成人式とは奈良時代に起こった元服に始まる日本特有の風習で、外国にはこのような式典はないそうだ。
メイクと髪の毛を整えられたあと、色とりどりの花が描かれている振袖を着させられた。その一連の流れの中で私はまるで自分を着せ替え人形のようだと思っていた。
朝の四時に起床し、こうして始まった私の成人式であったが、最近心配されているような乱闘騒ぎなどもなく無事終えることができた。中学時代の友人とも久々に会い、あとはこの姿を彼に見せるだけである。

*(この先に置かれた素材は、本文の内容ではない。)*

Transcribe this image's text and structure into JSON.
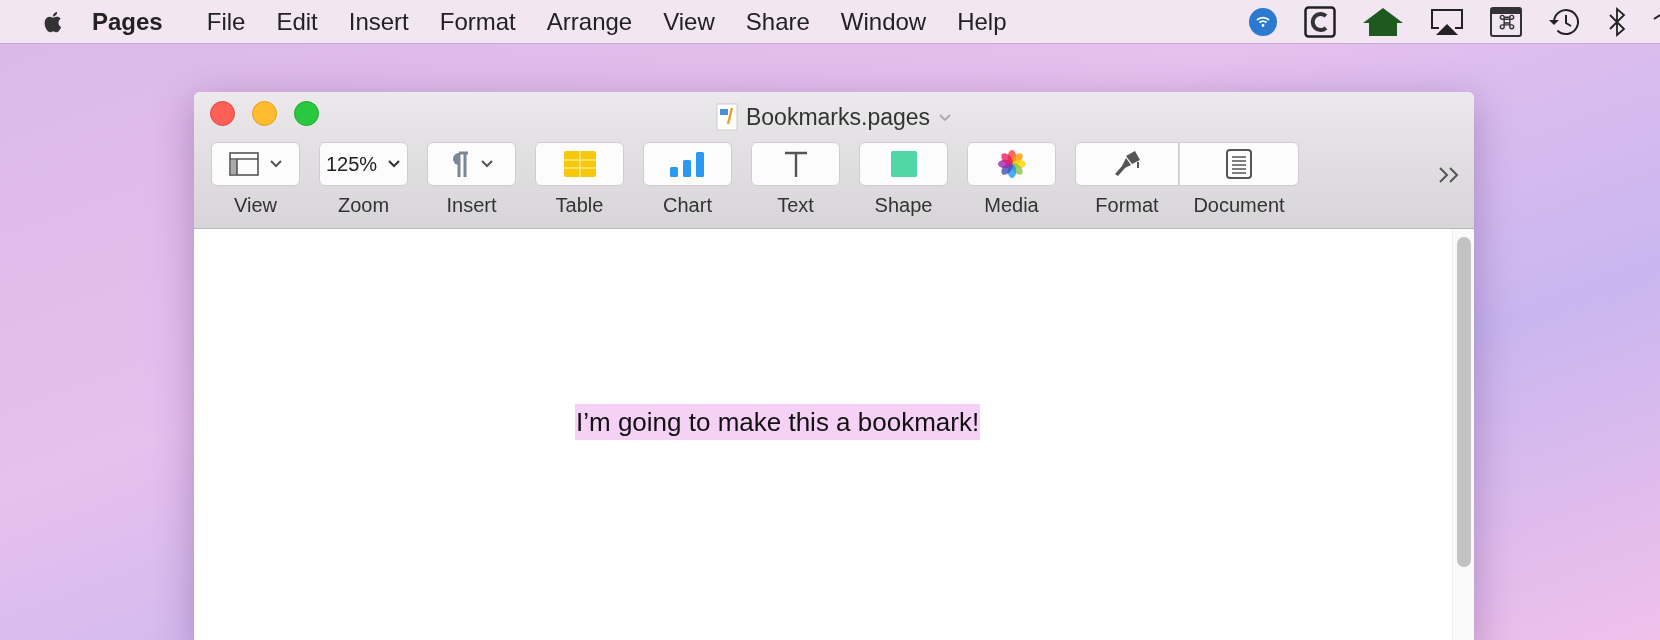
{
  "menu_bar": {
    "items": [
      {
        "label": "Pages",
        "kind": "app"
      },
      {
        "label": "File",
        "kind": "menu"
      },
      {
        "label": "Edit",
        "kind": "menu"
      },
      {
        "label": "Insert",
        "kind": "menu"
      },
      {
        "label": "Format",
        "kind": "menu"
      },
      {
        "label": "Arrange",
        "kind": "menu"
      },
      {
        "label": "View",
        "kind": "menu"
      },
      {
        "label": "Share",
        "kind": "menu"
      },
      {
        "label": "Window",
        "kind": "menu"
      },
      {
        "label": "Help",
        "kind": "menu"
      }
    ]
  },
  "window": {
    "title": "Bookmarks.pages",
    "toolbar": [
      {
        "label": "View",
        "kind": "view"
      },
      {
        "label": "Zoom",
        "kind": "zoom",
        "value": "125%"
      },
      {
        "label": "Insert",
        "kind": "insert"
      },
      {
        "label": "Table",
        "kind": "table"
      },
      {
        "label": "Chart",
        "kind": "chart"
      },
      {
        "label": "Text",
        "kind": "text"
      },
      {
        "label": "Shape",
        "kind": "shape"
      },
      {
        "label": "Media",
        "kind": "media"
      },
      {
        "label": "Format",
        "kind": "format",
        "joined_to_next": true
      },
      {
        "label": "Document",
        "kind": "document",
        "joined_to_previous": true
      }
    ],
    "document": {
      "text": "I’m going to make this a bookmark!",
      "highlighted": true
    }
  }
}
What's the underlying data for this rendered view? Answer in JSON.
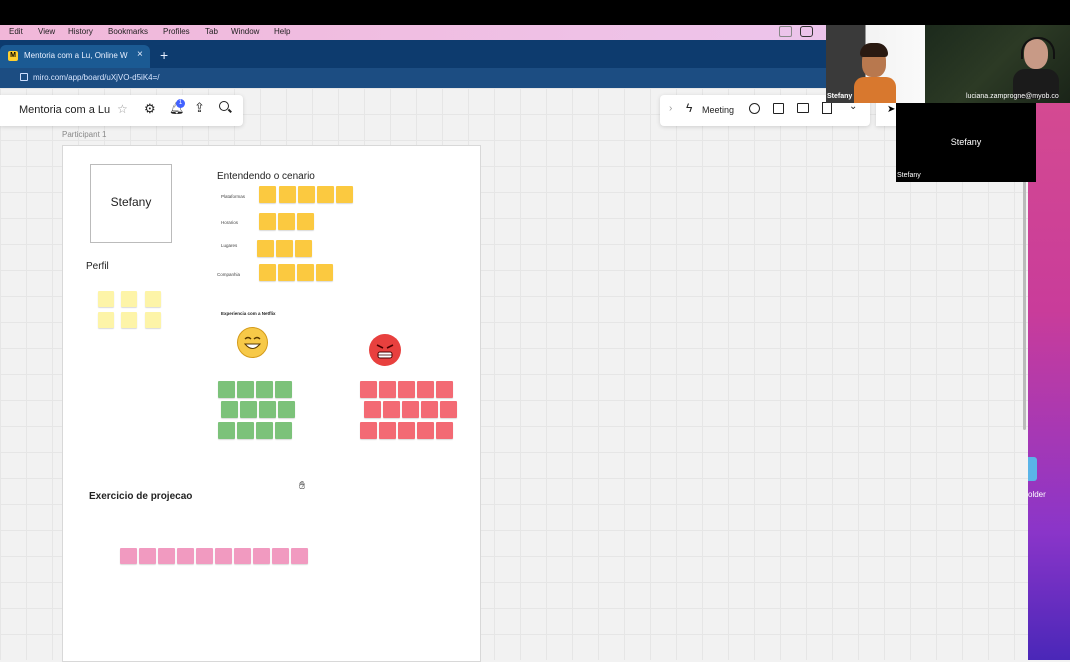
{
  "menubar": {
    "items": [
      "Edit",
      "View",
      "History",
      "Bookmarks",
      "Profiles",
      "Tab",
      "Window",
      "Help"
    ]
  },
  "browser": {
    "tab_title": "Mentoria com a Lu, Online Wh",
    "url": "miro.com/app/board/uXjVO-d5iK4=/"
  },
  "toolbar": {
    "board_name": "Mentoria com a Lu",
    "notification_count": "1",
    "meeting_label": "Meeting"
  },
  "frame": {
    "label": "Participant 1",
    "name_card": "Stefany",
    "scenario_title": "Entendendo o cenario",
    "rows": [
      "Plataformas",
      "Horarios",
      "Lugares",
      "Companhia"
    ],
    "perfil": "Perfil",
    "experience_title": "Experiencia com a Netflix",
    "projection_title": "Exercicio de projecao"
  },
  "video": {
    "participant1_name": "Stefany",
    "participant2_name": "luciana.zamprogne@myob.co",
    "placeholder_name": "Stefany",
    "placeholder_label": "Stefany"
  },
  "desktop": {
    "folder_label": "older"
  },
  "colors": {
    "yellow_sticky": "#fbc940",
    "light_yellow_sticky": "#fdf4a8",
    "green_sticky": "#7cc27a",
    "red_sticky": "#f36a74",
    "pink_sticky": "#f19ac0"
  }
}
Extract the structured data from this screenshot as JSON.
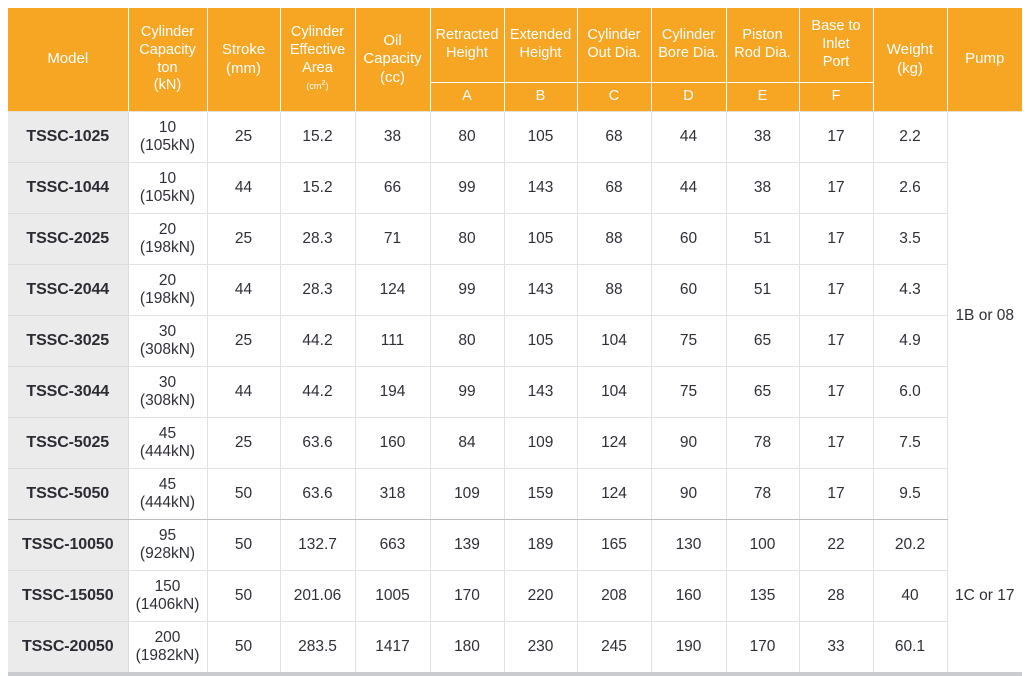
{
  "table": {
    "columns": [
      {
        "key": "model",
        "label": "Model",
        "sub": ""
      },
      {
        "key": "cap",
        "label": "Cylinder Capacity ton (kN)",
        "sub": ""
      },
      {
        "key": "stroke",
        "label": "Stroke (mm)",
        "sub": ""
      },
      {
        "key": "area",
        "label": "Cylinder Effective Area (cm2)",
        "sub": ""
      },
      {
        "key": "oil",
        "label": "Oil Capacity (cc)",
        "sub": ""
      },
      {
        "key": "a",
        "label": "Retracted Height",
        "sub": "A"
      },
      {
        "key": "b",
        "label": "Extended Height",
        "sub": "B"
      },
      {
        "key": "c",
        "label": "Cylinder Out Dia.",
        "sub": "C"
      },
      {
        "key": "d",
        "label": "Cylinder Bore Dia.",
        "sub": "D"
      },
      {
        "key": "e",
        "label": "Piston Rod Dia.",
        "sub": "E"
      },
      {
        "key": "f",
        "label": "Base to Inlet Port",
        "sub": "F"
      },
      {
        "key": "weight",
        "label": "Weight (kg)",
        "sub": ""
      },
      {
        "key": "pump",
        "label": "Pump",
        "sub": ""
      }
    ],
    "header": {
      "model": "Model",
      "cap_l1": "Cylinder",
      "cap_l2": "Capacity",
      "cap_l3": "ton",
      "cap_l4": "(kN)",
      "stroke_l1": "Stroke",
      "stroke_l2": "(mm)",
      "area_l1": "Cylinder",
      "area_l2": "Effective",
      "area_l3": "Area",
      "area_l4": "(cm",
      "area_sup": "2",
      "area_l5": ")",
      "oil_l1": "Oil",
      "oil_l2": "Capacity",
      "oil_l3": "(cc)",
      "a_l1": "Retracted",
      "a_l2": "Height",
      "b_l1": "Extended",
      "b_l2": "Height",
      "c_l1": "Cylinder",
      "c_l2": "Out Dia.",
      "d_l1": "Cylinder",
      "d_l2": "Bore Dia.",
      "e_l1": "Piston",
      "e_l2": "Rod Dia.",
      "f_l1": "Base to",
      "f_l2": "Inlet",
      "f_l3": "Port",
      "weight_l1": "Weight",
      "weight_l2": "(kg)",
      "pump": "Pump",
      "sub_a": "A",
      "sub_b": "B",
      "sub_c": "C",
      "sub_d": "D",
      "sub_e": "E",
      "sub_f": "F"
    },
    "rows": [
      {
        "model": "TSSC-1025",
        "cap_ton": "10",
        "cap_kn": "(105kN)",
        "stroke": "25",
        "area": "15.2",
        "oil": "38",
        "a": "80",
        "b": "105",
        "c": "68",
        "d": "44",
        "e": "38",
        "f": "17",
        "weight": "2.2"
      },
      {
        "model": "TSSC-1044",
        "cap_ton": "10",
        "cap_kn": "(105kN)",
        "stroke": "44",
        "area": "15.2",
        "oil": "66",
        "a": "99",
        "b": "143",
        "c": "68",
        "d": "44",
        "e": "38",
        "f": "17",
        "weight": "2.6"
      },
      {
        "model": "TSSC-2025",
        "cap_ton": "20",
        "cap_kn": "(198kN)",
        "stroke": "25",
        "area": "28.3",
        "oil": "71",
        "a": "80",
        "b": "105",
        "c": "88",
        "d": "60",
        "e": "51",
        "f": "17",
        "weight": "3.5"
      },
      {
        "model": "TSSC-2044",
        "cap_ton": "20",
        "cap_kn": "(198kN)",
        "stroke": "44",
        "area": "28.3",
        "oil": "124",
        "a": "99",
        "b": "143",
        "c": "88",
        "d": "60",
        "e": "51",
        "f": "17",
        "weight": "4.3"
      },
      {
        "model": "TSSC-3025",
        "cap_ton": "30",
        "cap_kn": "(308kN)",
        "stroke": "25",
        "area": "44.2",
        "oil": "111",
        "a": "80",
        "b": "105",
        "c": "104",
        "d": "75",
        "e": "65",
        "f": "17",
        "weight": "4.9"
      },
      {
        "model": "TSSC-3044",
        "cap_ton": "30",
        "cap_kn": "(308kN)",
        "stroke": "44",
        "area": "44.2",
        "oil": "194",
        "a": "99",
        "b": "143",
        "c": "104",
        "d": "75",
        "e": "65",
        "f": "17",
        "weight": "6.0"
      },
      {
        "model": "TSSC-5025",
        "cap_ton": "45",
        "cap_kn": "(444kN)",
        "stroke": "25",
        "area": "63.6",
        "oil": "160",
        "a": "84",
        "b": "109",
        "c": "124",
        "d": "90",
        "e": "78",
        "f": "17",
        "weight": "7.5"
      },
      {
        "model": "TSSC-5050",
        "cap_ton": "45",
        "cap_kn": "(444kN)",
        "stroke": "50",
        "area": "63.6",
        "oil": "318",
        "a": "109",
        "b": "159",
        "c": "124",
        "d": "90",
        "e": "78",
        "f": "17",
        "weight": "9.5"
      },
      {
        "model": "TSSC-10050",
        "cap_ton": "95",
        "cap_kn": "(928kN)",
        "stroke": "50",
        "area": "132.7",
        "oil": "663",
        "a": "139",
        "b": "189",
        "c": "165",
        "d": "130",
        "e": "100",
        "f": "22",
        "weight": "20.2"
      },
      {
        "model": "TSSC-15050",
        "cap_ton": "150",
        "cap_kn": "(1406kN)",
        "stroke": "50",
        "area": "201.06",
        "oil": "1005",
        "a": "170",
        "b": "220",
        "c": "208",
        "d": "160",
        "e": "135",
        "f": "28",
        "weight": "40"
      },
      {
        "model": "TSSC-20050",
        "cap_ton": "200",
        "cap_kn": "(1982kN)",
        "stroke": "50",
        "area": "283.5",
        "oil": "1417",
        "a": "180",
        "b": "230",
        "c": "245",
        "d": "190",
        "e": "170",
        "f": "33",
        "weight": "60.1"
      }
    ],
    "pump_groups": [
      {
        "label": "1B or 08",
        "rows": 8
      },
      {
        "label": "1C or 17",
        "rows": 3
      }
    ],
    "colors": {
      "header_bg": "#f6a623",
      "header_text": "#ffffff",
      "model_bg": "#ebebeb",
      "cell_text": "#2f2f38",
      "grid": "#e2e2e2",
      "bottom_bar": "#c9cbcf"
    }
  }
}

「というわけで、どうですか三成さん。かわいいですか」

そう言って私はくるりと小さく一回転をした。
年上の彼は私よりも一年早く成人式を終えてしまっていたのだが、ふと私がそのことを話すと妙にそわそわとした態度をとりはじめたのだった。それで私は、成人式が終わったら家に行くからついでに着物屋さんまで送ってくれと彼に頼んだのである。
彼は私の頭のてっぺんから爪先までにゆっくりと視線を下ろしていくと

「ああ。七五三みたいでいいんじゃないか」
「ヒ、ヒチゴサン……馬子にも衣装でもなくて、七五三ですか……」
「……すまん。ほんの戯れだ、忘れろ。よく似合っている」

複雑に編みこまれた髪の上に三成さんの手が置かれて、ぽんぽんと数回叩かれる。先ほどまで憮然としていたのが、現金なほどに自然とその感情が溶けていく。嬉しい、この人が愛しい、という気持ちが代わりに私の胸を満たす。

「どこか行くか。食事でもしに」
「着物屋さんに寄ってからですか?」
「いや、その格好で、だ。思い出にもなる」

そう言って彼は玄関に向かって歩きだした。私が異を唱えることなど考えもしていないような様子で。
けれど彼は正しい。たしかに私は彼に誘われたら断ることはできない。

「じゃあ二十歳の祝い酒おごってくださいね」

前を行く彼の背中を小走りで追いかけながら言うと、わずかに微笑む声が返ってきた。